In his annual address to the Greater Boston Chamber of Commerce, and his final major address as Mayor of the City of Boston, Mayor Thomas M. Menino reflected upon the changes that have made Boston the city it is today and looked ahead to the challenges the City will face in the future. [Remarks as prepared for delivery attached.]

“The thing that makes a city most is change, the fact that something new is always just around the corner,” Mayor Menino said in his address. “It’s change that attracts immigrants. It’s opportunity that draws students. It’s action that invites visitors. And it’s progress in a city that compels neighbors to stay neighbors and to stay here. There are places you would go to enjoy sameness, but they aren’t cities. There are places you would go to soak in the status quo, but they aren’t here.”

Some of the changes Mayor Menino highlighted from his 20 years in office included:

  • Making Boston Public Schools one of the greatest urban school districts in the nation: In 1996, one in four high school students passed the state math exams. Today, nearly 90 percent do. More students graduate from Boston Public Schools today than ever before and fewer drop out. Ninety-four percent of BPS parents report that their child’s school is a good or great place to learn.
  • Adding 13 million square feet of office space and the jobs to fill those spaces: In 2014, Boston will have more people working in the City than at any point in its history.
  • Building new housing, as much as the City of Somerville has altogether, and adding more affordable housing than the Town of Wellesley has of any type.
  • Leaving the City with an estimated $200 million dollars in reserve
  • Cutting crime in half: The year Mayor Menino took office, the City experienced 98 homicides. Today, there are 38, with a decline in crime achieved by reframing crime prevention as a public health issue that affects the entire City, rather than a police issue that singles out neighborhoods.
  • Becoming a proud, majority-minority city and creating the Office of New Bostonians to welcome new immigrants with services and connections.
  • Leading the way on same-sex marriage. Today, nearly one in every 10 marriage licenses issued in Boston is to a same-sex couple.

Mayor Menino also spoke of plans to assist Mayor-elect Walsh in an effective transition process. Over the summer, the Mayor’s administration began executing a ten-point transition plan to ensure the city doesn’t miss a beat, including focusing on a safe summer, a strong start to the school-year and leaving the City in outstanding financial shape. The Mayor’s Next Boston transition blog ( continues to feature daily posts on key departments, looming issues, and little-known aspects of city government.

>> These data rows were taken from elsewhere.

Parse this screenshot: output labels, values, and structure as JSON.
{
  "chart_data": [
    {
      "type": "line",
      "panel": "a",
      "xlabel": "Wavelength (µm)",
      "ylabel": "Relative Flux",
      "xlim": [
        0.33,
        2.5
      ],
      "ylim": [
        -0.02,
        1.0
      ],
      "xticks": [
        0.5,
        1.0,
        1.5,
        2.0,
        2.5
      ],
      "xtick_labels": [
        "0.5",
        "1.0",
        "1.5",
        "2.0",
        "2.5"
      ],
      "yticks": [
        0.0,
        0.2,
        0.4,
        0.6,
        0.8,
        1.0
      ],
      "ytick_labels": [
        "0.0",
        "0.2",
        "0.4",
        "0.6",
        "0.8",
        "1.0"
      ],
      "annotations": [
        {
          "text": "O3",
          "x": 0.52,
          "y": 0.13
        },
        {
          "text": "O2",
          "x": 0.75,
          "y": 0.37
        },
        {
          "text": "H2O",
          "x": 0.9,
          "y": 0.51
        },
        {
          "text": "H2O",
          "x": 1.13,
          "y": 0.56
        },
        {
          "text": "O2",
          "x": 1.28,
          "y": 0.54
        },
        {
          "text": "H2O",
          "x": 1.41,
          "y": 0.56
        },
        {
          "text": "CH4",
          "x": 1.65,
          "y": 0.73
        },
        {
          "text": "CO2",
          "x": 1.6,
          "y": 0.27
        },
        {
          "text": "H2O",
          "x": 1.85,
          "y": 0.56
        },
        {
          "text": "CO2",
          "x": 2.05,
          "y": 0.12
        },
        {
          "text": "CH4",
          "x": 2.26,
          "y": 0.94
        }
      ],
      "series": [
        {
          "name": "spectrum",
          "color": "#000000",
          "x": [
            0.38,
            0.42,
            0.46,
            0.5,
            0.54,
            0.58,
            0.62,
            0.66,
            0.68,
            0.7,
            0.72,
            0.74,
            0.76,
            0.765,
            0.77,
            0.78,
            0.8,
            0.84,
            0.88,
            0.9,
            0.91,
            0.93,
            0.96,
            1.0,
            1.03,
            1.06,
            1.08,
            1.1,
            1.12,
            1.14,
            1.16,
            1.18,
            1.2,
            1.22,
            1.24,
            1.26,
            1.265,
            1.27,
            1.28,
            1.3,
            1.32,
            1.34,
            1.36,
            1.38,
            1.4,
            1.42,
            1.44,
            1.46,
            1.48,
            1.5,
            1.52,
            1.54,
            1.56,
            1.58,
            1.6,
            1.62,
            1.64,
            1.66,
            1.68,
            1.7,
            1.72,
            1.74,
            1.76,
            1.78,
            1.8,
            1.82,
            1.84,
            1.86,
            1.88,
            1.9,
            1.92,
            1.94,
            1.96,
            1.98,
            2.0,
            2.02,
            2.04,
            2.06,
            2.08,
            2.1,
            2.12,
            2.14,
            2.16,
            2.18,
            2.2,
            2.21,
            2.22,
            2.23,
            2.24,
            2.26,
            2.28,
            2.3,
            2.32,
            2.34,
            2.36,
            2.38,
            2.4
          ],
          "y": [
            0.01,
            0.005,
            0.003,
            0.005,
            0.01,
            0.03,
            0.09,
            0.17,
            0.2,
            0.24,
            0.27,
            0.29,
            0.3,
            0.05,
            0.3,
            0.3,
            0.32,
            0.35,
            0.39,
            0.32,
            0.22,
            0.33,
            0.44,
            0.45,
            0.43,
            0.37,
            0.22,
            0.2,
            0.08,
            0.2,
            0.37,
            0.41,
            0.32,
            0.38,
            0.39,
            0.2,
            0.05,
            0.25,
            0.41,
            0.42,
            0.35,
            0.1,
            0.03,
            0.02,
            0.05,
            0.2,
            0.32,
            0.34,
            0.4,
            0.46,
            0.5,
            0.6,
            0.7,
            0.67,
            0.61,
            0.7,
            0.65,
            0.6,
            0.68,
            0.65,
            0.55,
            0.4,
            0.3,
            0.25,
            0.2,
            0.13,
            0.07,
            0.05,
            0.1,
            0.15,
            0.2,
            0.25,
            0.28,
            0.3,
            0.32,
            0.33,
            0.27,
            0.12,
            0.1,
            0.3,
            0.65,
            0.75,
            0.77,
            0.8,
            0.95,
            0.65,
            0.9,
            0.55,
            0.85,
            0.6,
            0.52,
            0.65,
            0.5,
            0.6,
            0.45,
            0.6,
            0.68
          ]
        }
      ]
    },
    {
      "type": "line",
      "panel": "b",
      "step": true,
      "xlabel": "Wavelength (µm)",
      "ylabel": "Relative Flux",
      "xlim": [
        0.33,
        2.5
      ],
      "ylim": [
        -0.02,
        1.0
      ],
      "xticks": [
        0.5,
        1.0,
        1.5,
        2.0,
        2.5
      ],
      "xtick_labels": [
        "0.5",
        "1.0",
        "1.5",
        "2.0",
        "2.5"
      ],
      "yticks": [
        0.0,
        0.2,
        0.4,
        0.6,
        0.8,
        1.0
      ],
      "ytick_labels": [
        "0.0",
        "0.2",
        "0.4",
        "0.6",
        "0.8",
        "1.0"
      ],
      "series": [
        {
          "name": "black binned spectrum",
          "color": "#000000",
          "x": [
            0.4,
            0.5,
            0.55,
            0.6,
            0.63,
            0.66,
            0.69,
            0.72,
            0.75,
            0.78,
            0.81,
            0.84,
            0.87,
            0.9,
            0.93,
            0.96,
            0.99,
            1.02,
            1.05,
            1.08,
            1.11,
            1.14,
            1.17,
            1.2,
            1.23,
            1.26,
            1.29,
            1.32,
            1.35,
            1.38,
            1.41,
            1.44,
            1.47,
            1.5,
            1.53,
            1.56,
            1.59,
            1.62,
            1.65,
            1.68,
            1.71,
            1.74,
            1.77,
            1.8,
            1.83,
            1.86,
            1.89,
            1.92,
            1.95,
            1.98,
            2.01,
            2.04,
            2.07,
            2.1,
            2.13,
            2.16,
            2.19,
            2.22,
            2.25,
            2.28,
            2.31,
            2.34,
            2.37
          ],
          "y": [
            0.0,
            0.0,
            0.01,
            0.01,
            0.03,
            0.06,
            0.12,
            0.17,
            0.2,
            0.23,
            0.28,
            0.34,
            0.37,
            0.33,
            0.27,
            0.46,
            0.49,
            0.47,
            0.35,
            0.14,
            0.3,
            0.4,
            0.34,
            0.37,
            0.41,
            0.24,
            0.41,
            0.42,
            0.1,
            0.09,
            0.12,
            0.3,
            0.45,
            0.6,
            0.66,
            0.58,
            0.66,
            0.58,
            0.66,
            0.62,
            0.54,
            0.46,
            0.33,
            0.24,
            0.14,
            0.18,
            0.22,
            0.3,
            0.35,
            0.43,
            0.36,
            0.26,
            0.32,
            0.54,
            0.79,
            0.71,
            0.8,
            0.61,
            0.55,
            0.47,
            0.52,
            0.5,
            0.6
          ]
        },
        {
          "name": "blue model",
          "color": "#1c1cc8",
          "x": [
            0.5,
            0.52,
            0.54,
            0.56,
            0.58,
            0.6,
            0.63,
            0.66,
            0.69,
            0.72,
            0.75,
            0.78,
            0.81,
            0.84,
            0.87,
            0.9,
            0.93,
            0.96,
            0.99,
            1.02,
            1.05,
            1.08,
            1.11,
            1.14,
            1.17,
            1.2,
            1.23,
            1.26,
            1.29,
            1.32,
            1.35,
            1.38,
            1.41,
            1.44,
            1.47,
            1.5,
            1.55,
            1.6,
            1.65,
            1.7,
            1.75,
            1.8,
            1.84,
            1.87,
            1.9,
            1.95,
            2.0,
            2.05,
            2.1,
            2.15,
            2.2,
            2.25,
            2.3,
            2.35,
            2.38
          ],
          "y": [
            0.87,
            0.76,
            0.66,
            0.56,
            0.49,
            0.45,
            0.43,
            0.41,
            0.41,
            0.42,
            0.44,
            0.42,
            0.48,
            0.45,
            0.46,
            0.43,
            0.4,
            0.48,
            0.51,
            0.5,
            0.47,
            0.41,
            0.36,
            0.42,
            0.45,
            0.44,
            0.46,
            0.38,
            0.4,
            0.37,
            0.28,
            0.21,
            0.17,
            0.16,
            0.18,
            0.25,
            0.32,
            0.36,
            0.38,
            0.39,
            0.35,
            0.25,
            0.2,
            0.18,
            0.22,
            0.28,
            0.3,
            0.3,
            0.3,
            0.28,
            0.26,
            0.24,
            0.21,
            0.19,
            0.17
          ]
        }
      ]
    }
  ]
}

Looking ahead to challenges that will face the City in the months and years to come, Mayor Menino spoke of the dramatic decline in Federal support and the impact it has on the City’s non-profit and research sectors; the rising costs of higher education and the implications for this core of Boston’s economy; and a substantial increase in income inequality and the need for the business community to play a role in the solution.   

“If you aren’t talking about this in your boardrooms, you should be,” Mayor Menino said.  “If you aren’t worrying about what it means for your workforce and your customers, you are missing the boat. If you don’t think a new generation of division will damage this city, you haven’t looked around the world, where deep inequalities breed deep distrust.”